Do You Have To Have Health Insurance? The Risks of Not Having Insurance
Do you have to have health insurance? Paying health premiums can sometimes be financially overburdening especially if you have other mandatory financial obligations like having to pay off your student loan debt. And if you are young and healthy, having to pay premiums every month for something you will not need immediately can even seem unnecessary. This then leads to the question: do you have to have health insurance?
Generally, in order to understand the answers to this question, you have to understand the effect of the Affordable Care Act, and the rule changes that have happened since then. Also, since states have the power to make rules regarding healthcare, they too have a say on the consequences of having health insurance.
The Affordable Care Act and the effect of not having health insurance
The main reason why The Affordable Care Act came into place was to increase access to health care. It did this by making it easier for people to qualify for Medicaid. It also tried to make health care insurance more affordable by offering a number of cost-reducing subsidies. Unfortunately, it also came with an additional rule that imposed a tax penalty for anyone that did not have health insurance. Therefore, under this law, it was effectively a must for everyone to have health insurance because if you failed to have it, you were given a financial punishment that came in the form of a tax penalty.
However, it is important to note that under this law, there were exemptions in that not everyone had to have health insurance. These exemptions applied to people who faced specified hardships. These hardships ranged from financial hardships to hardships that simply involved certain life events. Therefore, for people who qualified for these exemptions, they didn’t have to have health insurance. Their failure to have coverage did not invite a financial penalty.
The rule after January 2019
Things changed after January 2019 in that the consequences of not having to have health insurance were removed. As a result, health insurance coverage was no longer mandatory and one could simply opt out of the burden of paying premiums without the fear of facing a tax penalty.
However, while this penalty mandate no longer exists, it doesn’t necessarily mean that everyone is off the hook. This is because states can make their own healthcare rules. Therefore, even if the federal government does not essentially make it mandatory to have health insurance, a state can do so. Therefore, you should definitely check up on your state laws before assuming that there isn’t a requirement to have this form of insurance. This is so especially if you reside in Vermont, New Jersey, Massachusetts, or California.
Why would anyone want to opt out of having health insurance coverage?

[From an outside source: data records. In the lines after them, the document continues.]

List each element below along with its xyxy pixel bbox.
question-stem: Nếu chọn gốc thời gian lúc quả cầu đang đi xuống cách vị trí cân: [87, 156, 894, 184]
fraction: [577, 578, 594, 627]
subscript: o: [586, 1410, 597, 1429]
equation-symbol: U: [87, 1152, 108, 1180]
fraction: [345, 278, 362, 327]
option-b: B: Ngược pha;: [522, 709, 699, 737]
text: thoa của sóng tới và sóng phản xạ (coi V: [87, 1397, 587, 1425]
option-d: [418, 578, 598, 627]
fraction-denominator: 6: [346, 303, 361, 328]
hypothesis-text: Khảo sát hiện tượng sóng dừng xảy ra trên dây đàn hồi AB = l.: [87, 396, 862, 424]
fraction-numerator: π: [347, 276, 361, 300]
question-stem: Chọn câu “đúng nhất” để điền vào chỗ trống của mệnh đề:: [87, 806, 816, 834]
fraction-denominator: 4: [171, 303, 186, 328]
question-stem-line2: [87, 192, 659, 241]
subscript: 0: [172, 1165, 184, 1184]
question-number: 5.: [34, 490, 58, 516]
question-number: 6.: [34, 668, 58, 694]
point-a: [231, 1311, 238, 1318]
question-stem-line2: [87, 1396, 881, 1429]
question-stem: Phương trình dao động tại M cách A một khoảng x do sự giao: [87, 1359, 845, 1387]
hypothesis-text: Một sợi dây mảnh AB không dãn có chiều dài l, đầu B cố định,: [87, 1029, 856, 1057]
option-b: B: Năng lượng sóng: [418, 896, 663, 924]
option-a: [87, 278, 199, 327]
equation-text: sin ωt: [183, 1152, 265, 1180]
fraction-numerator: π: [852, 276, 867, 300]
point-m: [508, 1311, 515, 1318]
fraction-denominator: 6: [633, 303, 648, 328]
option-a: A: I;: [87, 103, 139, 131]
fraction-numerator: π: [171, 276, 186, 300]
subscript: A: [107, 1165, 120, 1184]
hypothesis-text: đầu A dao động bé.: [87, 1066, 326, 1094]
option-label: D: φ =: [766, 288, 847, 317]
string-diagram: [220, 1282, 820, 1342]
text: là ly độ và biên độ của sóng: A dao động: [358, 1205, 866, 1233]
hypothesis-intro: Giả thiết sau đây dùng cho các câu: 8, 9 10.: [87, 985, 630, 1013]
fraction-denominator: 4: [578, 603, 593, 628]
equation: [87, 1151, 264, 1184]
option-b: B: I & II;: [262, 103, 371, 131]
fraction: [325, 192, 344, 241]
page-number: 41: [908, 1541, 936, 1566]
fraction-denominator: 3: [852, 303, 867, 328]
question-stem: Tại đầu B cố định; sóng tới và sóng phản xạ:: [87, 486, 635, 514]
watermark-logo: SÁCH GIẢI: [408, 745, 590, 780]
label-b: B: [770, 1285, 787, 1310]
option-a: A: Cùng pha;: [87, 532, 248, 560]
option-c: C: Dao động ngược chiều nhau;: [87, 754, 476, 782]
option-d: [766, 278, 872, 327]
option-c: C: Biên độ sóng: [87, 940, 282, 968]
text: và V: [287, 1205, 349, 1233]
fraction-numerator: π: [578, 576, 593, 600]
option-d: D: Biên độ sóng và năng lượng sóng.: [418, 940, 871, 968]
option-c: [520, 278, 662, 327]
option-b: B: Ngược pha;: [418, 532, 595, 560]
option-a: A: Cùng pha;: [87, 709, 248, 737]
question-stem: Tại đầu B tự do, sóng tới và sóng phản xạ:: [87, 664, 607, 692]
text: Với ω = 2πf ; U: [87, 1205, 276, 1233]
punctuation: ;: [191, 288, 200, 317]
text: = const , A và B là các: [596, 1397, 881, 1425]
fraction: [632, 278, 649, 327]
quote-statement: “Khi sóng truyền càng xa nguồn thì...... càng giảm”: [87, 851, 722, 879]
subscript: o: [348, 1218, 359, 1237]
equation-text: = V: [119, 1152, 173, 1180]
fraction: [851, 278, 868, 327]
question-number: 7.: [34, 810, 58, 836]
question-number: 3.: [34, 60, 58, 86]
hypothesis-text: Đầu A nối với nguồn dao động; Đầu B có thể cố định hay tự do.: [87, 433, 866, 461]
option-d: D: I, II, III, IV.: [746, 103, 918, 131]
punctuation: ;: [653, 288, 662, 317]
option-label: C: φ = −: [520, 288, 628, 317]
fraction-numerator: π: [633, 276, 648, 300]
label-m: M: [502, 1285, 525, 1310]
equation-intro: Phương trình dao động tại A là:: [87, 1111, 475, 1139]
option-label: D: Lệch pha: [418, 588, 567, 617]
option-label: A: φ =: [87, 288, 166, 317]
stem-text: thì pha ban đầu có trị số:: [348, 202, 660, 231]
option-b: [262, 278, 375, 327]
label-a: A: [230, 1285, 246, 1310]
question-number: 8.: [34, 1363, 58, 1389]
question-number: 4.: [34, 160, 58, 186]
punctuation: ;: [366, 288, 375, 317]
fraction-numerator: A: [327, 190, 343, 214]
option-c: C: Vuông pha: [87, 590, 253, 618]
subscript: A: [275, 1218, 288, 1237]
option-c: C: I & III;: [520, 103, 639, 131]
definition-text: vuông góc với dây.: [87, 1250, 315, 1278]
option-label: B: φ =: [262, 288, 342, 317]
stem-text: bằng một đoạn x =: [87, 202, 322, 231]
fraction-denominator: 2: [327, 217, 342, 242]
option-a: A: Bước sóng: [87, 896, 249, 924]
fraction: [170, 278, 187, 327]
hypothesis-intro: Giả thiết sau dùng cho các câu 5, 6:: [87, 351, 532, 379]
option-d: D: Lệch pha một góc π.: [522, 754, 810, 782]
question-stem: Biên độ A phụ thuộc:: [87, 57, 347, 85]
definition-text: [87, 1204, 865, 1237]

The main reason why not having health insurance can seem attractive is that one will not have the obligation to pay off monthly premiums. It essentially leaves you with a little more money to spend, save or take care of your debts at the end of the month. This is something that can be attractive especially if you don’t earn as much money.
There are also circumstances where negotiating your own health care costs can prove to be cheaper. As a result, paying out of pocket, instead of relying on insurance coverage, can sometimes be a financially rewarding decision since doctors and hospitals sometimes offer discounts and negotiating with them could give you cheaper rates.

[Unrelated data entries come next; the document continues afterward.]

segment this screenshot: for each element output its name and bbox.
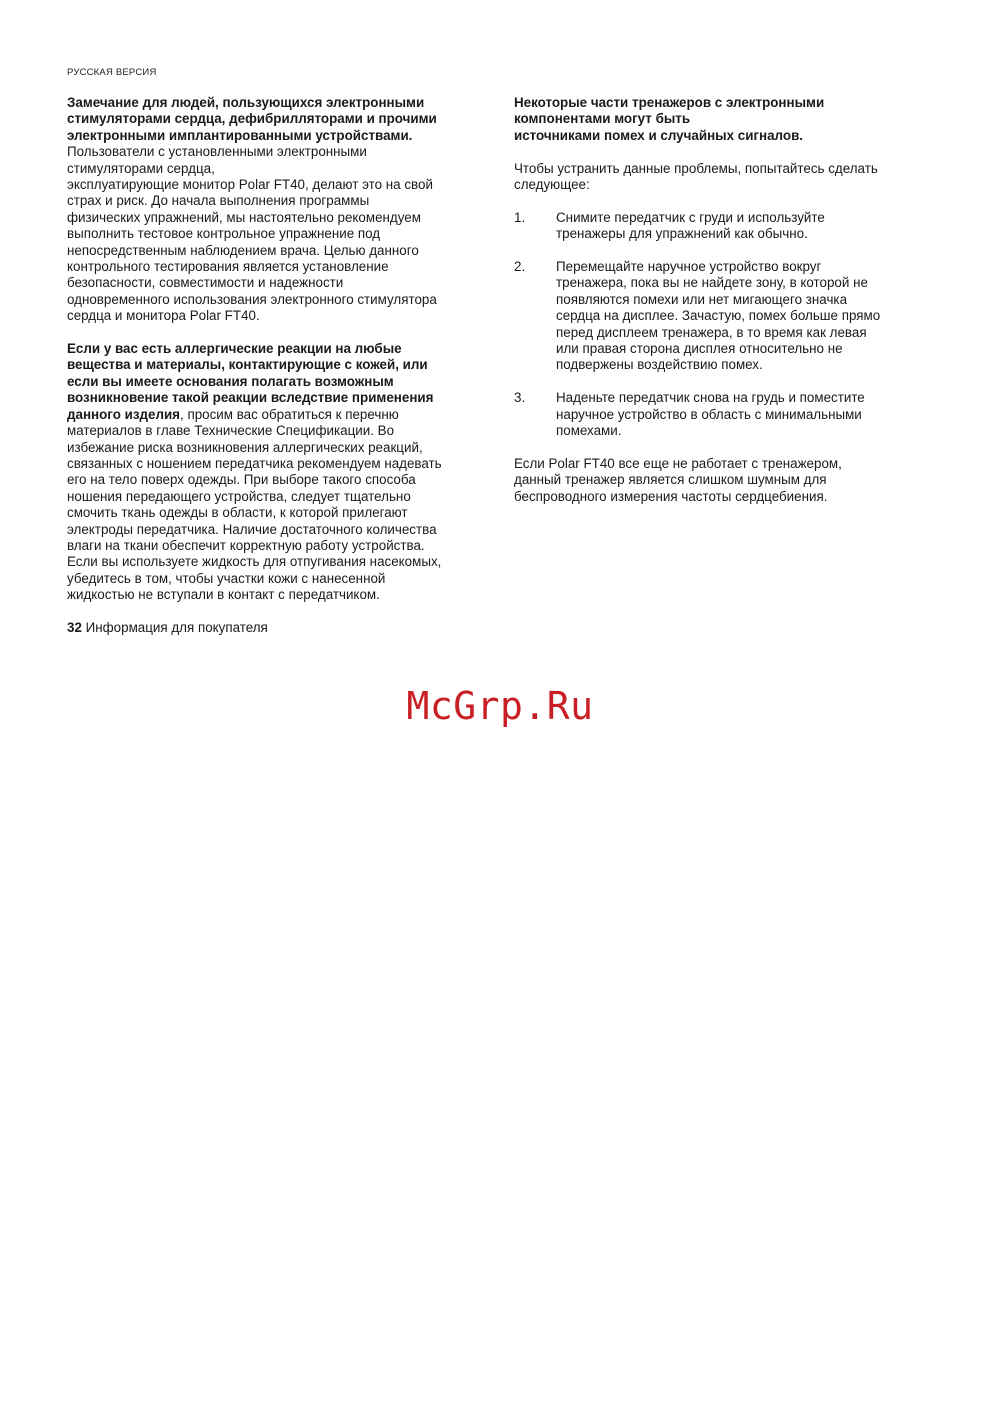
list-item bbox=[514, 390, 924, 439]
text-line: материалов в главе Технические Спецификации. Во bbox=[67, 423, 395, 439]
intro-paragraph bbox=[514, 161, 924, 194]
section-title: Информация для покупателя bbox=[85, 620, 268, 635]
text-line: стимуляторами сердца, дефибрилляторами и прочими bbox=[67, 111, 437, 127]
text-line: Если у вас есть аллергические реакции на любые bbox=[67, 341, 402, 357]
text-line: одновременного использования электронного стимулятора bbox=[67, 291, 437, 307]
text-line: смочить ткань одежды в области, к которой прилегают bbox=[67, 505, 408, 521]
text-line: компонентами могут быть bbox=[514, 111, 691, 127]
notice-heading bbox=[67, 95, 477, 144]
text-line: Если вы используете жидкость для отпугивания насекомых, bbox=[67, 554, 442, 570]
text-line: контрольного тестирования является установление bbox=[67, 259, 389, 275]
text-line: перед дисплеем тренажера, в то время как левая bbox=[556, 324, 867, 340]
watermark-link[interactable]: McGrp.Ru bbox=[406, 684, 594, 728]
text-line: Снимите передатчик с груди и используйте bbox=[556, 209, 825, 225]
text-line: если вы имеете основания полагать возможным bbox=[67, 373, 394, 389]
text-line: беспроводного измерения частоты сердцебиения. bbox=[514, 488, 828, 504]
text-line: безопасности, совместимости и надежности bbox=[67, 275, 344, 291]
text-line: сердца на дисплее. Зачастую, помех больше прямо bbox=[556, 308, 881, 324]
list-text bbox=[556, 390, 924, 439]
text-line: избежание риска возникновения аллергических реакций, bbox=[67, 439, 423, 455]
text-line: Пользователи с установленными электронными bbox=[67, 144, 367, 160]
text-line: или правая сторона дисплея относительно не bbox=[556, 341, 843, 357]
text-line: электронными имплантированными устройствами. bbox=[67, 127, 413, 143]
text-line: тренажера, пока вы не найдете зону, в которой не bbox=[556, 275, 868, 291]
page-number: 32 bbox=[67, 620, 82, 635]
text-line: вещества и материалы, контактирующие с кожей, или bbox=[67, 357, 428, 373]
text-line: эксплуатирующие монитор Polar FT40, делают это на свой bbox=[67, 177, 433, 193]
text-line: источниками помех и случайных сигналов. bbox=[514, 127, 804, 143]
text-line: физических упражнений, мы настоятельно рекомендуем bbox=[67, 209, 421, 225]
text-line: Некоторые части тренажеров с электронными bbox=[514, 95, 825, 110]
left-column bbox=[67, 95, 477, 604]
text-line: следующее: bbox=[514, 177, 590, 193]
text-line: Наденьте передатчик снова на грудь и поместите bbox=[556, 390, 865, 406]
list-number: 3. bbox=[514, 390, 526, 406]
list-number: 1. bbox=[514, 209, 526, 225]
list-text bbox=[556, 210, 924, 243]
closing-paragraph bbox=[514, 456, 924, 505]
text-line: влаги на ткани обеспечит корректную работу устройства. bbox=[67, 537, 425, 553]
text-line: непосредственным наблюдением врача. Целью данного bbox=[67, 242, 419, 258]
page-footer bbox=[67, 620, 268, 636]
text-line: Чтобы устранить данные проблемы, попытайтесь сделать bbox=[514, 160, 878, 176]
text-line: стимуляторами сердца, bbox=[67, 160, 215, 176]
allergy-paragraph bbox=[67, 341, 477, 604]
version-label: РУССКАЯ ВЕРСИЯ bbox=[67, 67, 157, 78]
text-line: выполнить тестовое контрольное упражнение под bbox=[67, 226, 381, 242]
text-line: подвержены воздействию помех. bbox=[556, 357, 763, 373]
text-line: страх и риск. До начала выполнения программы bbox=[67, 193, 370, 209]
text-line: электроды передатчика. Наличие достаточного количества bbox=[67, 521, 437, 537]
text-line: появляются помехи или нет мигающего значка bbox=[556, 291, 848, 307]
text-line: помехами. bbox=[556, 423, 622, 439]
text-line: связанных с ношением передатчика рекомендуем надевать bbox=[67, 455, 442, 471]
list-text bbox=[556, 259, 924, 374]
text-line: Замечание для людей, пользующихся электронными bbox=[67, 95, 425, 110]
right-column bbox=[514, 95, 924, 505]
text-line: жидкостью не вступали в контакт с передатчиком. bbox=[67, 587, 380, 603]
text-line: убедитесь в том, чтобы участки кожи с нанесенной bbox=[67, 570, 386, 586]
text-line: сердца и монитора Polar FT40. bbox=[67, 308, 260, 324]
list-item bbox=[514, 210, 924, 243]
text-line: наручное устройство в область с минимальными bbox=[556, 406, 862, 422]
bold-phrase: данного изделия bbox=[67, 406, 180, 422]
interference-heading bbox=[514, 95, 924, 144]
text-line: тренажеры для упражнений как обычно. bbox=[556, 226, 808, 242]
text-line: Если Polar FT40 все еще не работает с тренажером, bbox=[514, 455, 842, 471]
text-line bbox=[67, 407, 477, 423]
text-run: , просим вас обратиться к перечню bbox=[180, 406, 399, 422]
text-line: возникновение такой реакции вследствие применения bbox=[67, 390, 434, 406]
text-line: данный тренажер является слишком шумным для bbox=[514, 472, 827, 488]
text-line: Перемещайте наручное устройство вокруг bbox=[556, 259, 822, 275]
list-number: 2. bbox=[514, 259, 526, 275]
notice-body bbox=[67, 144, 477, 324]
text-line: его на тело поверх одежды. При выборе такого способа bbox=[67, 472, 416, 488]
text-line: ношения передающего устройства, следует тщательно bbox=[67, 488, 411, 504]
list-item bbox=[514, 259, 924, 374]
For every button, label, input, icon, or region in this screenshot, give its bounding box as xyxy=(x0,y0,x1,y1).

The danger of not having health insurance coverage
While paying for monthly health insurance premiums might seem financially draining, it is nothing compared to the financial disaster that skyrocketing medical bills can have on your life. Getting covered gives you a layer of security, and it always comes in handy in helping to ensure that you get the medical care that you need irrespective of your financial standing. Essentially, without getting coverage from a good health insurance provider, you are always one illness or accident away from getting financially drained.
While paying out-of-pocket might sometimes get you savings, this is rare. In most cases, when you add the cost of insurance and compare it to the medical bills that your insurer ends up covering in case of a serious illness or severe injury, it is financially prudent to get coverage.